Gundlach Optical Company, Rochester, New York            1897 - 1898?




Its real name is still a mystery, so I've called it the "Sunburst" based on the sun ray-like design on the speed dial.


The production years are based on the shutter's appearance on a number of Folding Cyclones, Bicycle Folding Cyclones and the Long Focus Cyclone from Western Camera Mfg. Company's circa 1898 catalogue.  I'm guessing the camera shown below to be a Western Camera Manufacturing Company Long Focus Cyclone, as the only cameras I've ever seen equipped with this "Sunburst" shutter were those sold by Western Camera Mfg. Company. The Gundlach Optical name on the shutter indicates it preceded the company's 1902 acquisition of the Manhattan Optical Company, now becoming the Gundlach-Manhattan Optical Company:




                                                   Long Focus Cyclone Camera 4x5, with Gundlach's "Starburst" Shutter


The "Sunburst" is referred to in Western's circa 1898 catalogue descriptions as a "new improved shutter".  It's neither offered as a separate item in this catalogue, nor is it seen in Gundlach's catalogues beyond 1898 or any of the supplier catalogues I've had access to. I've been unable to locate any Gundlach catalogues from the mid-1890's, or any other trade publications with an advertisement for this shutter.

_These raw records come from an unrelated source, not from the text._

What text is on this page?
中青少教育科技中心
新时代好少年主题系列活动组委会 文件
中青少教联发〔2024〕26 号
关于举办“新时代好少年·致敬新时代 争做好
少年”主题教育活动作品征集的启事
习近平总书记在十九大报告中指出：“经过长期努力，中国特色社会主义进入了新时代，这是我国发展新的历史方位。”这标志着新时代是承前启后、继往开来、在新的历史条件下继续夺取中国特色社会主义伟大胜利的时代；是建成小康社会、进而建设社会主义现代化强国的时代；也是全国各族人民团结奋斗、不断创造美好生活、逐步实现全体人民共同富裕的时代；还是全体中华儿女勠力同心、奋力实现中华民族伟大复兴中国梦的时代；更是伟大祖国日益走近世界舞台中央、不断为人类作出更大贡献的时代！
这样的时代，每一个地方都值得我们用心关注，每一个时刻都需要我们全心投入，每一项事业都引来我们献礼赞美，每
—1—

As has been seen with some other manufacturers, not all of their shutters were made available in catalogues as a stand-alone item, only being available as installed on a camera. 

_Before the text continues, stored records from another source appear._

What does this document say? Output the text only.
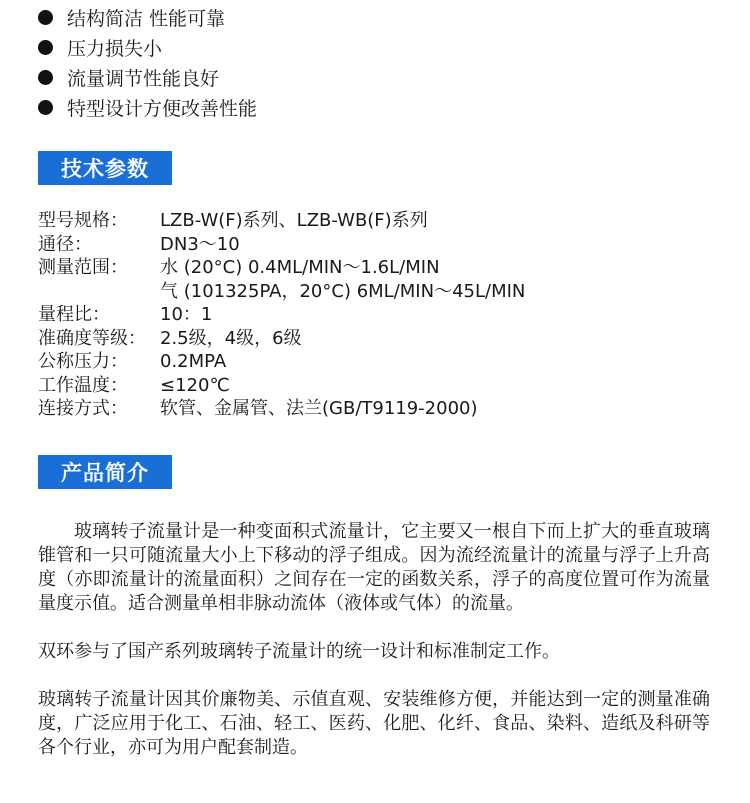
结构简洁 性能可靠
压力损失小
流量调节性能良好
特型设计方便改善性能
技术参数
型号规格：	LZB-W(F)系列、LZB-WB(F)系列
通径：	DN3～10
测量范围：	水 (20°C) 0.4ML/MIN～1.6L/MIN
气 (101325PA，20°C) 6ML/MIN～45L/MIN
量程比：	10：1
准确度等级： 2.5级，4级，6级
公称压力：	0.2MPA
工作温度：	≤120℃
连接方式：	软管、金属管、法兰(GB/T9119-2000)
产品简介

玻璃转子流量计是一种变面积式流量计，它主要又一根自下而上扩大的垂直玻璃锥管和一只可随流量大小上下移动的浮子组成。因为流经流量计的流量与浮子上升高度（亦即流量计的流量面积）之间存在一定的函数关系，浮子的高度位置可作为流量量度示值。适合测量单相非脉动流体（液体或气体）的流量。

双环参与了国产系列玻璃转子流量计的统一设计和标准制定工作。

玻璃转子流量计因其价廉物美、示值直观、安装维修方便，并能达到一定的测量准确度，广泛应用于化工、石油、轻工、医药、化肥、化纤、食品、染料、造纸及科研等各个行业，亦可为用户配套制造。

Having all the earmarks of Gundlach's cameras indicates the Folding Cyclone-line was made by Gundlach Optical for the Western Camera Mfg. Company. And so it follows they'd be equipped with Gundlach's shutters. The believed Long Focus Cyclone Camera shown here appears nearly identical to Gundlach's Korona Long-Focus Camera. There is the possibility that the shutter was made exclusively for Western's Folding Cyclones, and that you'll never see them on any other maker's products. But given that Gundlach built cameras for a number of other companies (such as Western in this instance), designing and producing an all new shutter for just one company would have been a major undertaking.  It would have made no financial sense if this newly designed shutter couldn't have been used on Gundlach's own cameras, the cameras they were making for other companies (such as Western), or the cameras Gundlach was selling to photographic suppliers or retailers such as Montgomery Ward & Company ("Garden City" Series) and the A.S. Aloe Company ("Globe" Series) that placed their own private labels on them.  As has been speculated with one of Bausch & Lomb's earlier shutters that appeared exclusive to the Sunart Vici Camera, maybe the "Sunburst's" existence was so brief that only one maker's cameras had the opportunity to be equipped with them.  

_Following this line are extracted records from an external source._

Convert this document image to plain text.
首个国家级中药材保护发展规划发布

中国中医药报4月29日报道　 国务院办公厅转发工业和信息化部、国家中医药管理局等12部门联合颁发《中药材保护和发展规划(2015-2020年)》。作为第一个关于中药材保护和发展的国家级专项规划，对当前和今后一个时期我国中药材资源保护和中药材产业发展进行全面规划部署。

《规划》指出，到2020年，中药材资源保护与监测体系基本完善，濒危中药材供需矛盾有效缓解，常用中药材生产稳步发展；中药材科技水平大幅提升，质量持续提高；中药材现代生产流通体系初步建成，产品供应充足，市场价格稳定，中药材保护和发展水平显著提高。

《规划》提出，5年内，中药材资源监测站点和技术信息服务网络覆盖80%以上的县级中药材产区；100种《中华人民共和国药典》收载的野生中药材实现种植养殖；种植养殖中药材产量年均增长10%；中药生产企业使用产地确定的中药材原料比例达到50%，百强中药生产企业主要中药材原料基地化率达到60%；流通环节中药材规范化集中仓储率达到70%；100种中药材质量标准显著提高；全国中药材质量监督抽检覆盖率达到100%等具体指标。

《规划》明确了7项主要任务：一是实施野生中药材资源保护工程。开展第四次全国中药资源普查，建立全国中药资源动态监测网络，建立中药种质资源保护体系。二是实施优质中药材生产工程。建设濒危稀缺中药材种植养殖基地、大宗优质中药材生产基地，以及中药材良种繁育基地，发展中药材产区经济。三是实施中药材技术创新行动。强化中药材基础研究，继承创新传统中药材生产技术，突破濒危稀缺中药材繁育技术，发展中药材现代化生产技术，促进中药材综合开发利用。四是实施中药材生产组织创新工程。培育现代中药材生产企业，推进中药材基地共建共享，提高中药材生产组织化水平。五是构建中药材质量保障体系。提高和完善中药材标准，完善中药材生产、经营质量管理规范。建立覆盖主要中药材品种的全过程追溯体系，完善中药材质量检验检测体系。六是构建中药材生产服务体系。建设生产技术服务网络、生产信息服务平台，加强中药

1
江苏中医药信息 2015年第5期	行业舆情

On this "Sunburst" example, the shutter's speeds range from 1/100 - 1 second, with the name "Gundlach Opt. Co., Rochester, N.Y." stamped at top above the speed dial.  The aperture scale is marked "4x5 W.A." (for wide angle) and both the front and rear lenses are marked "Gundlach Optical Co. 4x5 Sym" (for symmetrical).


Along with the original Gundlach Shutter - Time & Instantaneous of the early 1890's, the "Sunburst" is one of their least encountered shutters.  With the three or four that I've seen on Ebay over the past 15 years, and no other physical examples found on the Internet, this shutter is extremely scarce or borderline rare.